Is the funding process the last unresolved piece of acquisition reform?

Bernie Skoch: As anyone whose spent time in the five sided house of pleasure can tell you, there’s a programming process and there’s a budgeting process. Do you have any views on how those processes could be sped up to match what we’re trying to do in acquisition.

 

Will Roper: I think the Air Force has already taken a big step. We can’t do 804 [rapid acquisition] programs without our budgeters and programmers understanding that they have an option. They can fund more if that’s needed, or they can fund fewer things and push down the accelerator. Whether something needs to go fast doesn’t need to be an acquisition choice; we should go as fast as we can with the money we have, but it should be the commander that decides ‘I need this program to go at light speed, this one can deliver slower than that.’

 

So presenting options is what we need to do. It takes a team to go fast. When we do an acquisition review, a lot of the people around the table don’t work for me. We have finance people, lawyers, test, operators. Everyone at that table has to agree that we have to move.

That was from Will Roper’s talk at the Air Force Association in March 2019. I must admit that I’m a huge fan when it comes to Roper, and pretty much the entire talk he gave was right on point. However, I didn’t quite understand the answer provided above on how the budget process can be sped up.

It seemed like there is some limiting factor in terms of bureaucratic work. Roper made it sound like you could accelerate a couple high-valued programs, or you can do a wide-range of programs at the regular pace. I’m not sure if I interpreted that correctly, but it seems like the program/budget folks simply have a lot of steps to go through which often takes years, and focusing attention on one program pulls attention away from other programs. So there is a bottleneck in program evaluation due to centralization.

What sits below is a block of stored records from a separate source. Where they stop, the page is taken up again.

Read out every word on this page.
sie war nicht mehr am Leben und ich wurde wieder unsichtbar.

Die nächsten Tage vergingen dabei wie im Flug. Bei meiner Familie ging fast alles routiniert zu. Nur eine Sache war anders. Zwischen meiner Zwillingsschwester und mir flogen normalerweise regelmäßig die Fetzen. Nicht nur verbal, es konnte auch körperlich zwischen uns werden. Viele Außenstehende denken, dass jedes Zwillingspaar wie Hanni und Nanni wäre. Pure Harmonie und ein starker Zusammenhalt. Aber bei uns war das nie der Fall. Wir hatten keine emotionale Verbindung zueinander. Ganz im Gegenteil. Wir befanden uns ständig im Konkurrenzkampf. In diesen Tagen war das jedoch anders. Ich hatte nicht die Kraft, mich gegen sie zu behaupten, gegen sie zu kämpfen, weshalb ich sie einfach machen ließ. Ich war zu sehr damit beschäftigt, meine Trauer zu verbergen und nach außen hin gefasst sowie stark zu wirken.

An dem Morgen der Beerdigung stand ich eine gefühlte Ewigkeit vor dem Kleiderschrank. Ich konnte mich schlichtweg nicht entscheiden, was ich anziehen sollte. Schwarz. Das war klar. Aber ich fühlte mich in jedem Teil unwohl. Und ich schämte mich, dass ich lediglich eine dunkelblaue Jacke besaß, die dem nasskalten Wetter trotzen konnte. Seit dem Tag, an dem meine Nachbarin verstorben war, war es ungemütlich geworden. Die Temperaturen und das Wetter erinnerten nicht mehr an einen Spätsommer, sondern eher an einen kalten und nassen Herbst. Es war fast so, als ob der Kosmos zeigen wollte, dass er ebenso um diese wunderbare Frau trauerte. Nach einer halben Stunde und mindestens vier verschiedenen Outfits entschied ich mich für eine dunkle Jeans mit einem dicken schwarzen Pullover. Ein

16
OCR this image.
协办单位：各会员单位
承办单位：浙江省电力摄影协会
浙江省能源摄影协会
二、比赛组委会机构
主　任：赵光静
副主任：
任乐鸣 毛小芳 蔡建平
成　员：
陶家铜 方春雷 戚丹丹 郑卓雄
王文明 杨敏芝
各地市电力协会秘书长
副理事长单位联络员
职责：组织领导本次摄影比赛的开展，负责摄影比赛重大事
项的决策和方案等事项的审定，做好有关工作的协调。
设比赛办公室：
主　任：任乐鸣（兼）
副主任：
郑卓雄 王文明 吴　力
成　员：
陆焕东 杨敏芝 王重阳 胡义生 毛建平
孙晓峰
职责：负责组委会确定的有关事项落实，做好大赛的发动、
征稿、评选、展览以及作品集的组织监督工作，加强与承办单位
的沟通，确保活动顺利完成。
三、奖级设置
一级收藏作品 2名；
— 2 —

I think that the reason so many different officials are at the acquisition review table, all reporting to different bosses, is because authorization of a program is often a funding commitment over 5-plus years, and commitment to procurement and operations.

Roper often speaks of the need to prototype and develop test articles, and expect that not all will be fielded but that such an outcome is OK because of the learning process. He says that we cannot predict technologies and environments a decade out. That kind of incremental decision making — going “fast” — is completely at odds with the very philosophy of the PPBE budget process.